After my revelationary moment of initial self discovery - which occured because my NT daughter told me she had come to believe that her Professor of Engineering/Head of University Department husband - my son-in-law (with whom I have always synched on a personal level) - "had Aspergers Syndrome". She has no background in the field but has academic degrees in science, journalism, theology and law. This was in 2012. I had never heard of Aspergers Syndrome, (she wrongly assumed that my social science training had equipped me with knowledge of Aspergers) though I was intrigued, visited the library, found Tony Attwood's major book, took it home, read it cover to cover, and sat in my bedroom in a stunned state of massive revelation.

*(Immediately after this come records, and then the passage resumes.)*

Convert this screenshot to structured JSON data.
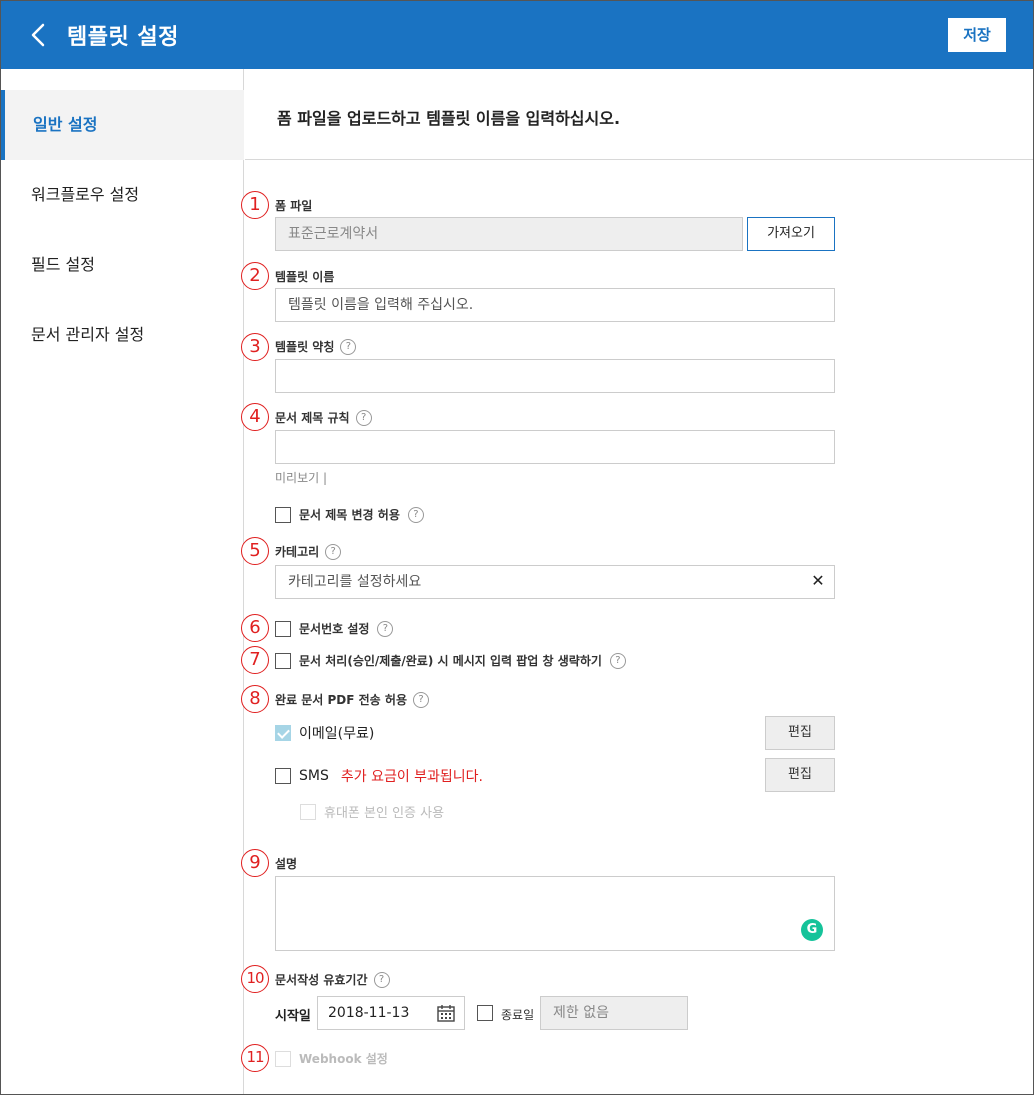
{
  "header": {
    "title": "템플릿 설정",
    "save_label": "저장"
  },
  "sidebar": {
    "items": [
      {
        "label": "일반 설정",
        "active": true
      },
      {
        "label": "워크플로우 설정",
        "active": false
      },
      {
        "label": "필드 설정",
        "active": false
      },
      {
        "label": "문서 관리자 설정",
        "active": false
      }
    ]
  },
  "main": {
    "intro": "폼 파일을 업로드하고 템플릿 이름을 입력하십시오.",
    "markers": [
      "1",
      "2",
      "3",
      "4",
      "5",
      "6",
      "7",
      "8",
      "9",
      "10",
      "11"
    ],
    "form_file": {
      "label": "폼 파일",
      "value": "표준근로계약서",
      "import_label": "가져오기"
    },
    "template_name": {
      "label": "템플릿 이름",
      "placeholder": "템플릿 이름을 입력해 주십시오."
    },
    "template_abbr": {
      "label": "템플릿 약칭",
      "value": ""
    },
    "doc_title_rule": {
      "label": "문서 제목 규칙",
      "value": "",
      "preview_label": "미리보기 |"
    },
    "allow_title_change": {
      "label": "문서 제목 변경 허용",
      "checked": false
    },
    "category": {
      "label": "카테고리",
      "placeholder": "카테고리를 설정하세요",
      "clear_icon": "✕"
    },
    "doc_number": {
      "label": "문서번호 설정",
      "checked": false
    },
    "skip_popup": {
      "label": "문서 처리(승인/제출/완료) 시 메시지 입력 팝업 창 생략하기",
      "checked": false
    },
    "pdf_send": {
      "label": "완료 문서 PDF 전송 허용",
      "email": {
        "label": "이메일(무료)",
        "checked": true,
        "edit_label": "편집"
      },
      "sms": {
        "label": "SMS",
        "note": "추가 요금이 부과됩니다.",
        "checked": false,
        "edit_label": "편집"
      },
      "phone_auth": {
        "label": "휴대폰 본인 인증 사용",
        "checked": false
      }
    },
    "description": {
      "label": "설명",
      "value": "",
      "grammar_badge": "G"
    },
    "validity": {
      "label": "문서작성 유효기간",
      "start_label": "시작일",
      "start_date": "2018-11-13",
      "end_label": "종료일",
      "end_placeholder": "제한 없음",
      "end_checked": false
    },
    "webhook": {
      "label": "Webhook 설정",
      "checked": false
    }
  },
  "colors": {
    "brand": "#1a73c2",
    "marker": "#e02020",
    "grammar": "#15c39a"
  },
  "help_icon": "?"
}
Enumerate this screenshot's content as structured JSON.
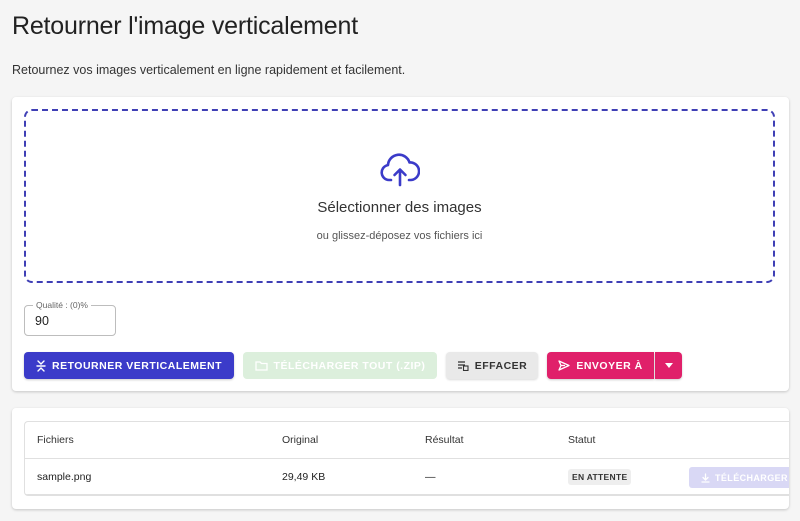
{
  "page": {
    "title": "Retourner l'image verticalement",
    "subtitle": "Retournez vos images verticalement en ligne rapidement et facilement."
  },
  "dropzone": {
    "icon": "cloud-upload-icon",
    "title": "Sélectionner des images",
    "subtitle": "ou glissez-déposez vos fichiers ici"
  },
  "quality": {
    "label": "Qualité : (0)%",
    "value": "90"
  },
  "actions": {
    "flip_label": "Retourner verticalement",
    "download_all_label": "Télécharger tout (.zip)",
    "clear_label": "Effacer",
    "send_label": "Envoyer à"
  },
  "table": {
    "headers": {
      "files": "Fichiers",
      "original": "Original",
      "result": "Résultat",
      "status": "Statut"
    },
    "rows": [
      {
        "name": "sample.png",
        "original": "29,49 KB",
        "result": "—",
        "status": "EN ATTENTE",
        "download_label": "Télécharger"
      }
    ]
  },
  "colors": {
    "primary": "#3b3bc9",
    "accent": "#e0206a",
    "success_disabled": "#dcefdc",
    "dropzone_border": "#3f3fb5"
  }
}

I did see my son-in-law in there, but more shockingly, I saw myself.
The first support I experienced was shortly afterward on Wrong Planet. On my first visit I read posts new and old for nearly 6 hours nonstop, and could hardly believe that here was a community of people, many of which described and discussed issues that I had been experiencing for a lifetime, but had thought of them as "just me". The scales fell from my eyes and I looked back at my life as a whole, and as incidents which now appeared not minor incidents at all, but a pattern of experiences which typified the experiences of Aspergers Syndrome. I began to read every book and article I could find, and for six months studied intensively. So my support journey began on Wrong Planet, which had more older members them, more highly qualified graduates, and was often more serious in discussion that the more bland range of topics which are typical now.
So my journey began, the reclaiming of my identity, and identity I had not known I had always had. What a revelation. Self discovery in itself would have been enough for me. However due to harassment here, from a few rather obnoxious young men who posted dismissively of the "self diagnosed", I decided to formalise my status by visiting a another psychologist counsellor who specialised in Aspergers recognition. I use the word recognition on purpose. First I recognised my son in law, then myself, then the "expert" recognised me. I had enough confidence and knowledge to be self validating, so the professional's opinion only confirmed that.
The support began here, amongst my own tribe, by members who are no longer here. I am grateful to them.